What other form of food or beverage collecting has a thirty-year time span? What other beverage has such stringent requirements for storage with such high prospects for mediocrity or failure? Most beverages are finished when people buy them. Wine bottles that shatter in the cellar or whiskies that develop sludge are not the fault of the collector, necessarily. Virtually all of the work going into wine or whiskey is done by professionals before the buyer acquires them. Likewise, foods like aged cheese get their aging work done by professionals before the cheese is ever put up for sale. Puerh success or failure, on the other hand, is entirely due to the amateur collector today and what that amateur collector does with the tea.

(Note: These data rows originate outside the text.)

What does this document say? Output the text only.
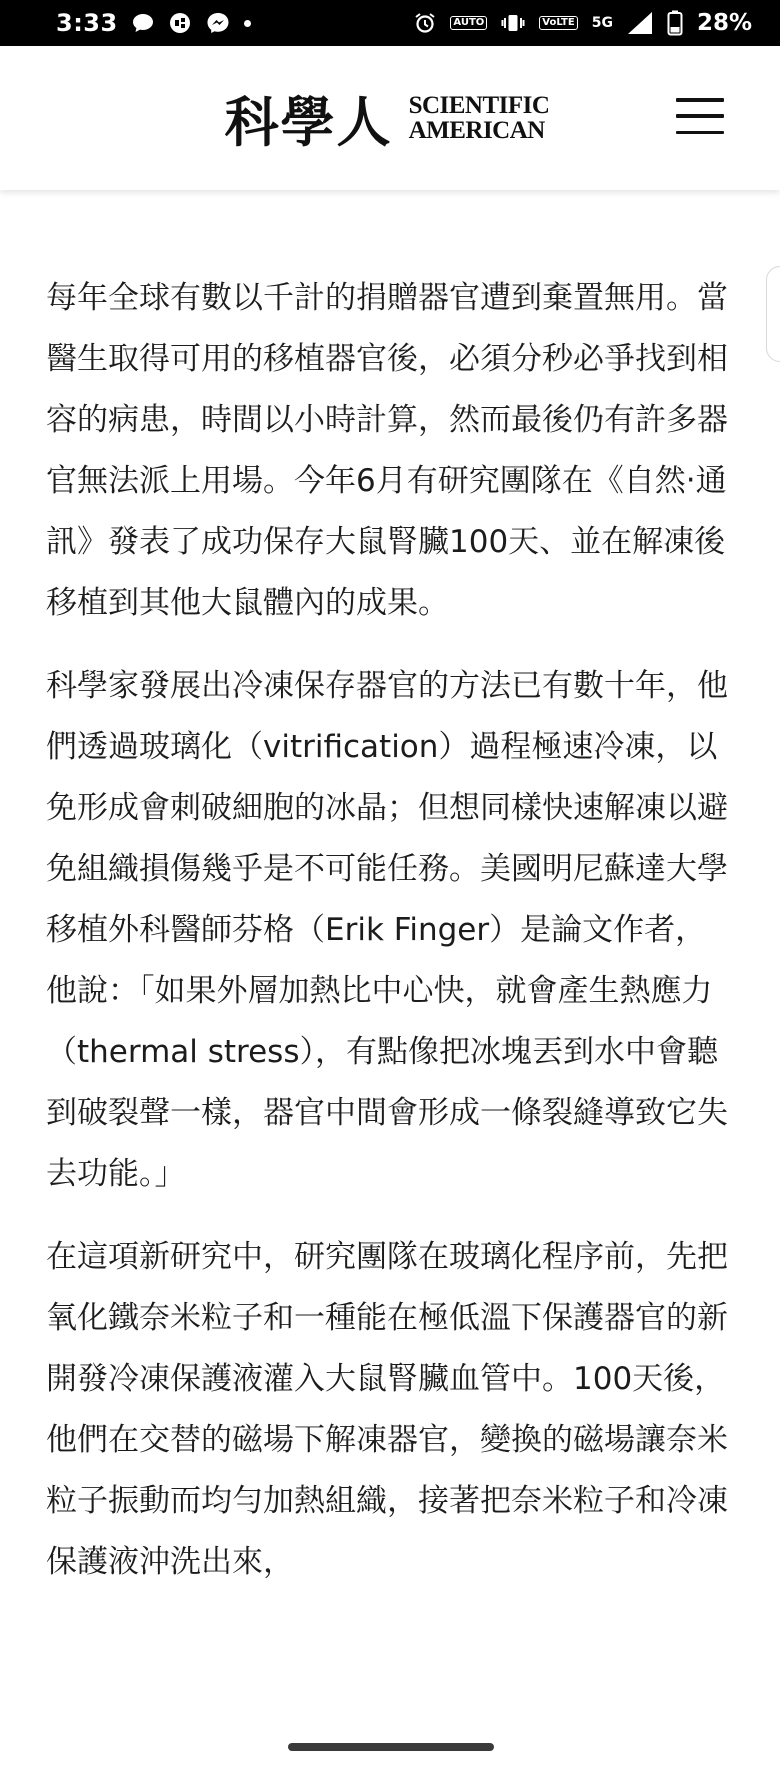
3:33	AUTO	VoLTE 5G	28%
科學人 SCIENTIFIC
AMERICAN

每年全球有數以千計的捐贈器官遭到棄置無用。當醫生取得可用的移植器官後，必須分秒必爭找到相容的病患，時間以小時計算，然而最後仍有許多器官無法派上用場。今年6月有研究團隊在《自然‧通訊》發表了成功保存大鼠腎臟100天、並在解凍後移植到其他大鼠體內的成果。

科學家發展出冷凍保存器官的方法已有數十年，他們透過玻璃化（vitrification）過程極速冷凍，以免形成會刺破細胞的冰晶；但想同樣快速解凍以避免組織損傷幾乎是不可能任務。美國明尼蘇達大學移植外科醫師芬格（Erik Finger）是論文作者，他說：「如果外層加熱比中心快，就會產生熱應力（thermal stress），有點像把冰塊丟到水中會聽到破裂聲一樣，器官中間會形成一條裂縫導致它失去功能。」

在這項新研究中，研究團隊在玻璃化程序前，先把氧化鐵奈米粒子和一種能在極低溫下保護器官的新開發冷凍保護液灌入大鼠腎臟血管中。100天後，他們在交替的磁場下解凍器官，變換的磁場讓奈米粒子振動而均勻加熱組織，接著把奈米粒子和冷凍保護液沖洗出來，
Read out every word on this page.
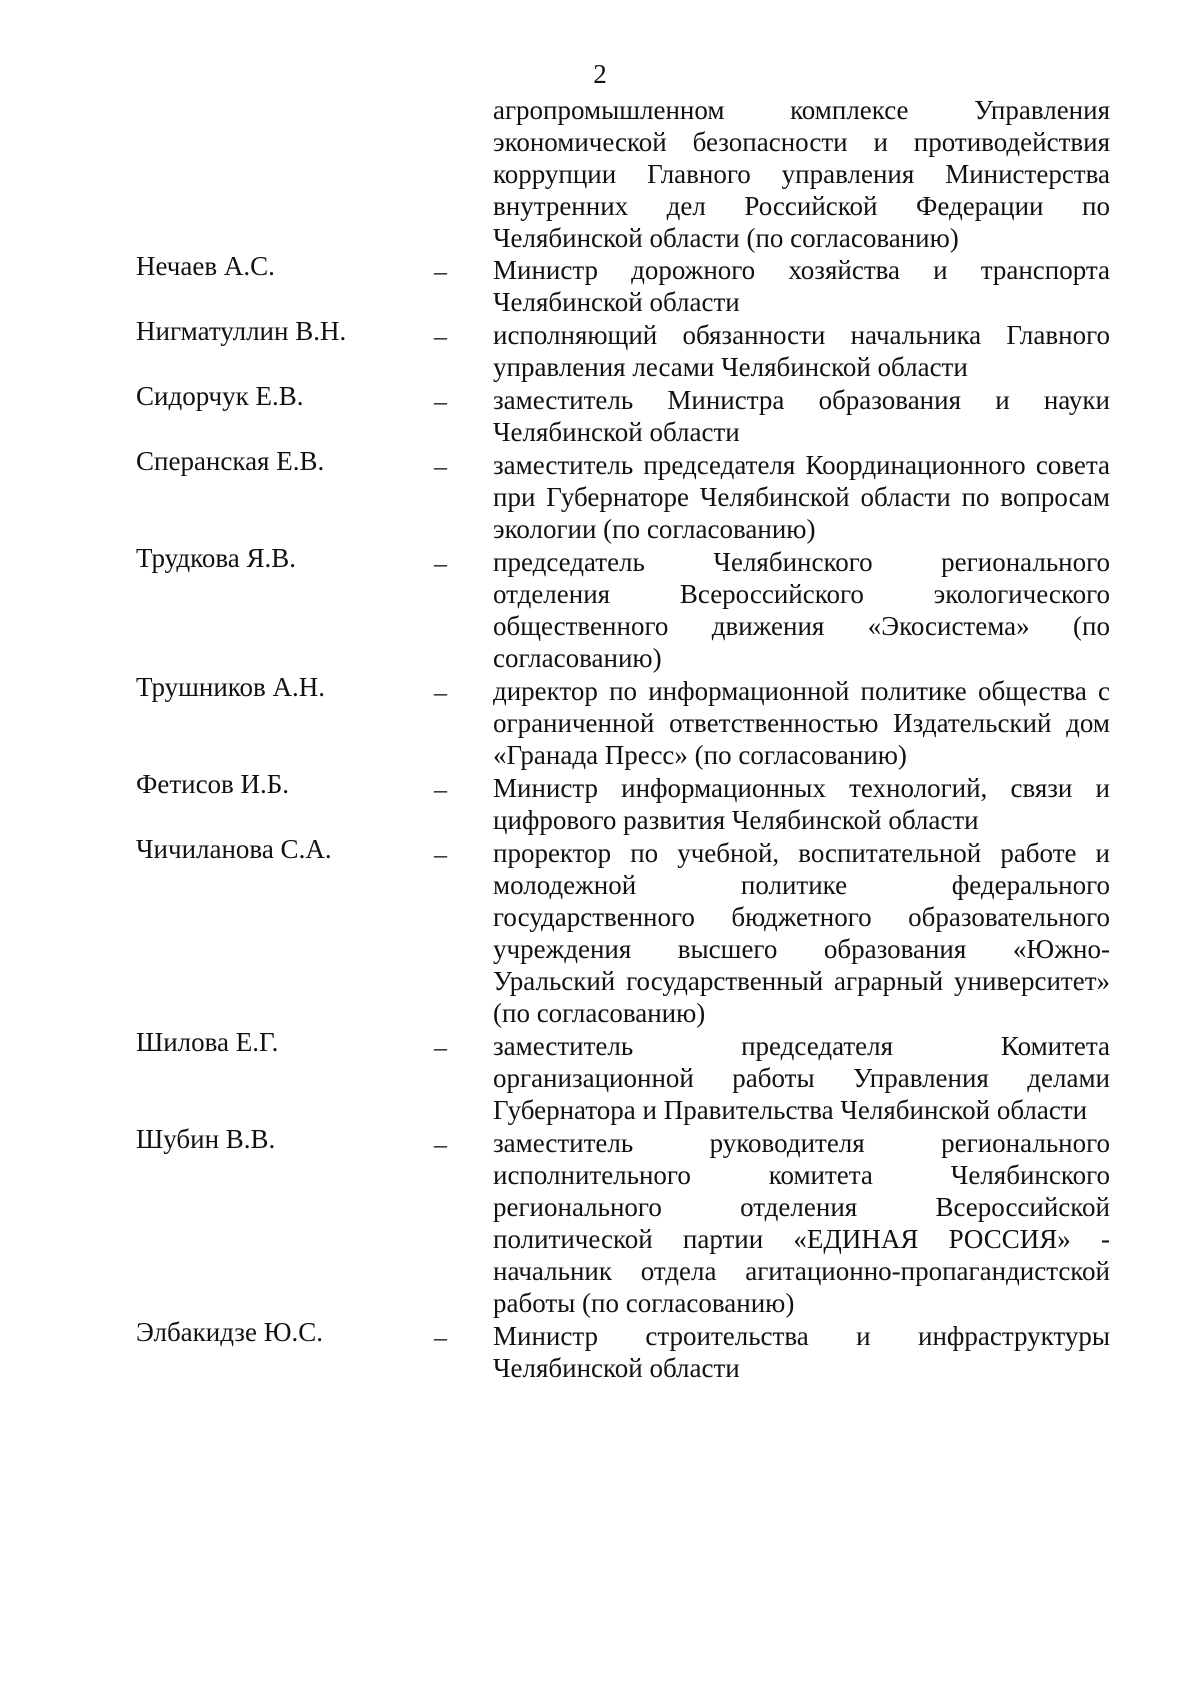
2
агропромышленном комплексе Управления экономической безопасности и противодействия коррупции Главного управления Министерства внутренних дел Российской Федерации по Челябинской области (по согласованию)
Нечаев А.С.	– Министр дорожного хозяйства и транспорта Челябинской области
Нигматуллин В.Н.	– исполняющий обязанности начальника Главного управления лесами Челябинской области
Сидорчук Е.В.	– заместитель Министра образования и науки Челябинской области
Сперанская Е.В.	– заместитель председателя Координационного совета при Губернаторе Челябинской области по вопросам экологии (по согласованию)
Трудкова Я.В.	– председатель Челябинского регионального отделения Всероссийского экологического общественного движения «Экосистема» (по согласованию)
Трушников А.Н.	– директор по информационной политике общества с ограниченной ответственностью Издательский дом «Гранада Пресс» (по согласованию)
Фетисов И.Б.	– Министр информационных технологий, связи и цифрового развития Челябинской области
Чичиланова С.А.	– проректор по учебной, воспитательной работе и молодежной политике федерального государственного бюджетного образовательного учреждения высшего образования «Южно-Уральский государственный аграрный университет» (по согласованию)
Шилова Е.Г.	– заместитель председателя Комитета организационной работы Управления делами Губернатора и Правительства Челябинской области
Шубин В.В.	– заместитель руководителя регионального исполнительного комитета Челябинского регионального отделения Всероссийской политической партии «ЕДИНАЯ РОССИЯ» - начальник отдела агитационно-пропагандистской работы (по согласованию)
Элбакидзе Ю.С.	– Министр строительства и инфраструктуры Челябинской области
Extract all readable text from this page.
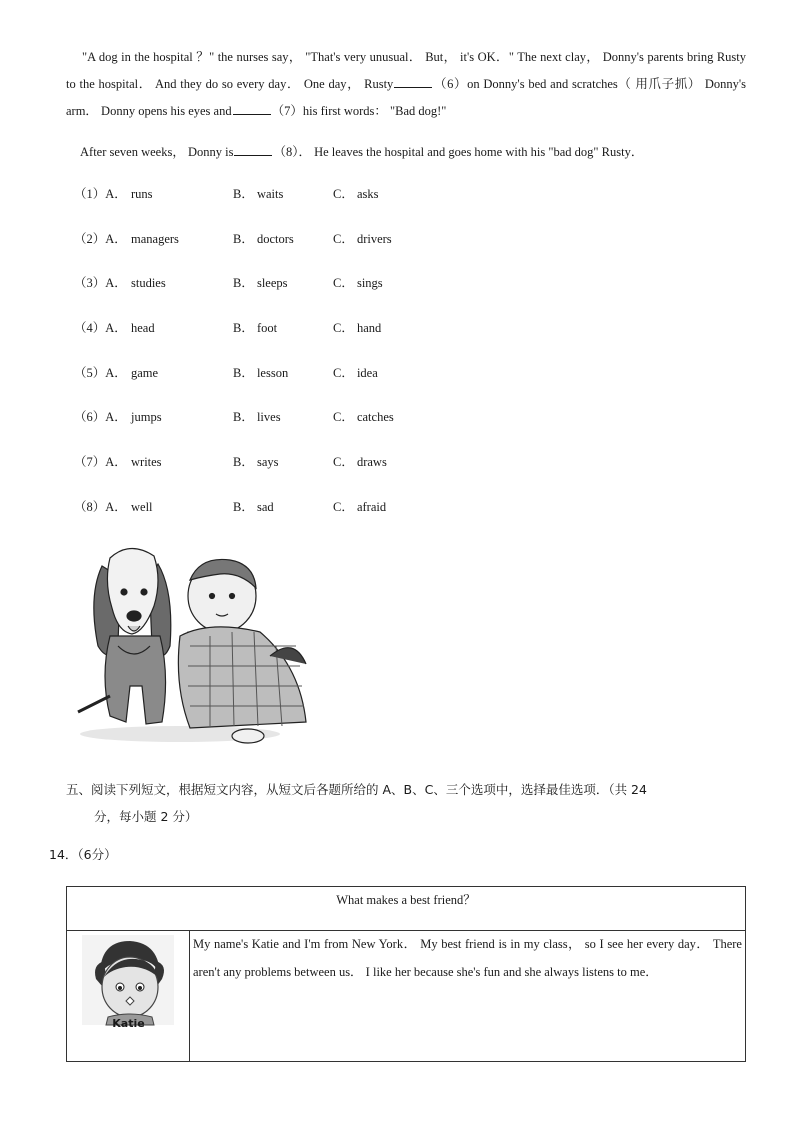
"A dog in the hospital ？" the nurses say， "That's very unusual． But， it's OK．" The next clay， Donny's parents bring Rusty to the hospital． And they do so every day． One day， Rusty	（6）on Donny's bed and scratches（ 用爪子抓） Donny's arm． Donny opens his eyes and	（7）his first words： "Bad dog!"
After seven weeks， Donny is	（8）． He leaves the hospital and goes home with his "bad dog" Rusty．
（1）A． runs	B． waits	C． asks
（2）A． managers	B． doctors	C． drivers
（3）A． studies	B． sleeps	C． sings
（4）A． head	B． foot	C． hand
（5）A． game	B． lesson	C． idea
（6）A． jumps	B． lives	C． catches
（7）A． writes	B． says	C． draws
（8）A． well	B． sad	C． afraid
五、阅读下列短文，根据短文内容，从短文后各题所给的 A、B、C、三个选项中，选择最佳选项．（共 24
分，每小题 2 分）
14．（6分）
What makes a best friend？
Katie
My name's Katie and I'm from New York． My best friend is in my class， so I see her every day． There aren't any problems between us． I like her because she's fun and she always listens to me．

We don’t have aged wood barrels to help us, we have nothing whatsoever provided to us except the raw material to guarantee our success. So we must know just what we taste in this raw material we are given, and in this tasting the Wine Sommelier failed. I myself tasted what she did, and it is a great raw leaf. Will it turn into the best aged puerh? If so, then we know an amateur succeeded because right now 100% of the exact tea she and I tasted is in the hands of amateurs.
I’m tempted to throw out all comparisons to collectors of beverages and food and compare puerh tea with champion horse rearing. Horse buyers assess young stallions or mares for their potential, and know the work involved in turning that young horse into a champion. But unlike puerh tea, horse buyers then turn over the development to a professional, and that professional finishes their work in a few short years. In the thirty-year time span needed for puerh tea, the horse trainer has eight generations done and gone.
|Is it done yet? Probably not.|
Puerh tea collectors are different from every other collector because we have Mold and Bacteria for friends. We commit to decades of time pondering storage and fermentation. We have a living collection that must develop and ferment over half a human lifetime. We can discuss tea culture and history, language, semiotics or collecting as luxury at any point. But at the end of the day, all this is nothing against the reality of success or failure of puerh tea fermentation and storage. As for me, I will die before I ever fully appreciate what’s mine. That’s what makes me different.